- Poster
- Directed by: Vishnuhasan
- Written by: Vishnuhasan
- Produced by: Vishnuhasan
- Starring: Jayaram Vineetha Ramesh Aravind Sanghavi
- Cinematography: P. K. H. Das
- Edited by: C. Cedrick
- Music by: Deva
- Production company: Rajalakshmi Cini Medias
- Release date: 10 May 1996;
- Running time: 130 minutes
- Country: India
- Language: Tamil

= Pudhu Nilavu =

Pudhu Nilavu is a 1996 Indian Tamil-language film, written, directed and produced by Visnhuhasan in his debut. The film stars Jayaram, Vineetha, Ramesh Aravind and Sanghavi.
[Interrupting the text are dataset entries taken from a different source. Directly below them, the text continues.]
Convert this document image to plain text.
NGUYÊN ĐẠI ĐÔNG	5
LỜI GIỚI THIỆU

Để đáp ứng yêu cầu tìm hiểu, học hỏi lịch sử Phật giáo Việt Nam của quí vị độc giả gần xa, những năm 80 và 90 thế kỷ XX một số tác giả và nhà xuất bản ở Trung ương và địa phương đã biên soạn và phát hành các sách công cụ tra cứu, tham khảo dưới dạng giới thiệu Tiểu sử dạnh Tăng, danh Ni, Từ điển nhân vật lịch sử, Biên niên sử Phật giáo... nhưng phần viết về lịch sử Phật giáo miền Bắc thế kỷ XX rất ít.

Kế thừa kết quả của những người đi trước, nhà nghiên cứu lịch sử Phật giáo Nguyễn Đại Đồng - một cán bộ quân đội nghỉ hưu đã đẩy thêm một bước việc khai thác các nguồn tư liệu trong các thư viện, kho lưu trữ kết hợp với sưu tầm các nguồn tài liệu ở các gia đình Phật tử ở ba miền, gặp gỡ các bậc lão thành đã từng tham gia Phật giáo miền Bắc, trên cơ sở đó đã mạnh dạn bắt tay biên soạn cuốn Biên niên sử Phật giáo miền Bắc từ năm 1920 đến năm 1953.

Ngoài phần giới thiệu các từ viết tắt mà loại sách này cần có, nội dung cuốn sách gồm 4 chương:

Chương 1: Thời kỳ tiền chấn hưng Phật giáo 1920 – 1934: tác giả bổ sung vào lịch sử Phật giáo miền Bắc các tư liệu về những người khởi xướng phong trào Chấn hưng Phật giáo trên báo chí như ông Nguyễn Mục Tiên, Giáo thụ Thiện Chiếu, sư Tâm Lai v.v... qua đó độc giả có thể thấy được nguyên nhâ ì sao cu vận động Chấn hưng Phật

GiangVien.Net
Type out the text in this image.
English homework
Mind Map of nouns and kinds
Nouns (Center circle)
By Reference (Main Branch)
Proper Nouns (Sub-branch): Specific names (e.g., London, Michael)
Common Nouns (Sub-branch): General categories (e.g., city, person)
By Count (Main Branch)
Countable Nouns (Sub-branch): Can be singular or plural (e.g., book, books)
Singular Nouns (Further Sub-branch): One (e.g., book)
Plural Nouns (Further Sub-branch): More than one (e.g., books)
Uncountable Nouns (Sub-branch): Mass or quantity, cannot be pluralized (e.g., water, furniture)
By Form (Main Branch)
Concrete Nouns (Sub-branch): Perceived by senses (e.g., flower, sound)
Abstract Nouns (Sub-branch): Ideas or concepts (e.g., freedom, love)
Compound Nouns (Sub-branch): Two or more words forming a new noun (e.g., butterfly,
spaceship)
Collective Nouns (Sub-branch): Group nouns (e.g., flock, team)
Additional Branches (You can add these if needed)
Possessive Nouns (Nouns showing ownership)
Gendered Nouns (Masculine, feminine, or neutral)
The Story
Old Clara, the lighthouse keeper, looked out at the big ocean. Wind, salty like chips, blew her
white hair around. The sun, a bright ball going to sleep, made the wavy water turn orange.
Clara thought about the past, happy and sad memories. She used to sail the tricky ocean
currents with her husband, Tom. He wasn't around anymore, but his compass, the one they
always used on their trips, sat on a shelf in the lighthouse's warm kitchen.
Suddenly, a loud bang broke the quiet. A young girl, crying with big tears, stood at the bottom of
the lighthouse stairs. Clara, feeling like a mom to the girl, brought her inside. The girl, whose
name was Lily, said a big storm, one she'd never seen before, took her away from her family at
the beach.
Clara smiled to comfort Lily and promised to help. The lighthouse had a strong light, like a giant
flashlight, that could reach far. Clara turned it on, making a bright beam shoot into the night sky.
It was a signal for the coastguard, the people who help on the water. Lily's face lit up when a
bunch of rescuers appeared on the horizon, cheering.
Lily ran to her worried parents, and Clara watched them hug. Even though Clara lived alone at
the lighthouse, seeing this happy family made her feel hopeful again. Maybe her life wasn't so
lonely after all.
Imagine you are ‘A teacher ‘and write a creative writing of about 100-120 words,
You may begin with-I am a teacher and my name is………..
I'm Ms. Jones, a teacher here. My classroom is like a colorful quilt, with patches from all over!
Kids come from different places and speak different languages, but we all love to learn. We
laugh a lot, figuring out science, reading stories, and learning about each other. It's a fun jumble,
It was released on 10 May 1996.

== Plot ==

Madan breaks his friendship with Anand because the latter likes the same girl he does. However, Madan is extremely shocked when he makes a discovery about Anand.

== Soundtrack ==
Soundtrack was composed by Deva.

Track listing
| No. | Title | Lyrics | Singer(s) | Length |
|---|---|---|---|---|
| 1. | "Naughty Girl" | Vairamuthu | Suresh Peters, Swarnalatha |  |
| 2. | "Pondy Bazaar Roattu" | Kalidasan | Mano, Bhuvana Venkatesh |  |
| 3. | "Pudhu Nilavu Idhu" | Vairamuthu | S. Janaki, Chorus |  |
| 4. | "Sela Onnu Katti" | Vairamuthu | Swarnalatha, Indira |  |
| 5. | "Thenpandi Thendral" | Vairamuthu | S. P. Balasubrahmanyam, K. S. Chithra |  |
| 6. | "Vanna Vanna Pookal" | Vairamuthu | Unni Menon, Mano |  |

== Reception ==
D. S. Ramanujam of The Hindu wrote, "When a director is aware that he has a weak, oft-repeated plot on hand, either he must bolster the proceedings with a well-planned screenplay or concentrate on entertainment elements to camouflage this drawback. Debutant director Vishnu Hasan, who has written the story, screenplay and dialogue (and a producer too) buckles under this workload".